Smart phones got computer, TV and phone screens, all in once. The combined screen.

I was sitting in front of a lap top and an attached large screen. For a moment, I looked at one screen while the action took place at the other. To catch on, I  need to follow the cursor to know where the action was.

In life, we have looked in the wrong place for the right thing.

(to make friends while in prison, for instance).

Penn State commissioned JoePa statue in front of Beaver Stadium, just to now debate whether to take it down.

The Christian in Asia a few centuries ago, were told to remove ancestor’s altars, traditionally placed at the center of the home.

The FEDs keeps reducing rates. Should we look there for future directions? Unemployment indicators? Housing and foreclosure reports?

Never have we been tested as during the past 4 years.

Am I looking at the wrong screen?

Prophets have arisen, and more shades of truths have been made available.

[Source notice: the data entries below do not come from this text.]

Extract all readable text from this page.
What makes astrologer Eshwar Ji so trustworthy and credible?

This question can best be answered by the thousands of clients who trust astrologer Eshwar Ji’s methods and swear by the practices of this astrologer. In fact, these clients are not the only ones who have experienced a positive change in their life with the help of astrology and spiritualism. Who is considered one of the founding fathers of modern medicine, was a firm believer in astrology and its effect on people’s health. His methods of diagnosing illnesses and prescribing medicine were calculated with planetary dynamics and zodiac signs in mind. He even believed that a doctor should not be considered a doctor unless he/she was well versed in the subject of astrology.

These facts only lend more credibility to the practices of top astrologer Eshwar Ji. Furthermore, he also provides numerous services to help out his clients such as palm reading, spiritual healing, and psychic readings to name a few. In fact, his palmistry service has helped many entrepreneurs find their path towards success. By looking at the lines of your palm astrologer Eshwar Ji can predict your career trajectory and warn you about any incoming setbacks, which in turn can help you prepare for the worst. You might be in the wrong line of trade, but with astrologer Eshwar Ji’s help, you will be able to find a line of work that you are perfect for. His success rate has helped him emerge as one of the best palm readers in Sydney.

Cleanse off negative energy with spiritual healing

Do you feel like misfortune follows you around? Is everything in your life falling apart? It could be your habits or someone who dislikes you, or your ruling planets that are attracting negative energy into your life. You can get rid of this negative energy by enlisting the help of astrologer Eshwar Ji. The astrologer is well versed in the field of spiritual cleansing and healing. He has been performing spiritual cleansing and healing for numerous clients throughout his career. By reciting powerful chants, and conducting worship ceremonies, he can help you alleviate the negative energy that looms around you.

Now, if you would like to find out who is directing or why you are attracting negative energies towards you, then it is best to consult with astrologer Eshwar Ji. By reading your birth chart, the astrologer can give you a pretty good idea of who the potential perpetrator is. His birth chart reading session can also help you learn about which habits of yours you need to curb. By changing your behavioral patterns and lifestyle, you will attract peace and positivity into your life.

Which way is the wind blowing?

Put your money in Macau.

or in Manhattan?

Google Glasses or JcPenney?

Pick your people right. Business model can always be modified as we go along. Often times, it’s on the wrong screen anyway. Keep the statue. Make it a teachable monument. After all, JoePa had always championed scholarship and athletic pursuit hand in hand. Institution for higher learning should at least have intellectual honesty and moral conviction to defend its mantel and mission. Especially when it is now looking at the right screen not smokescreen.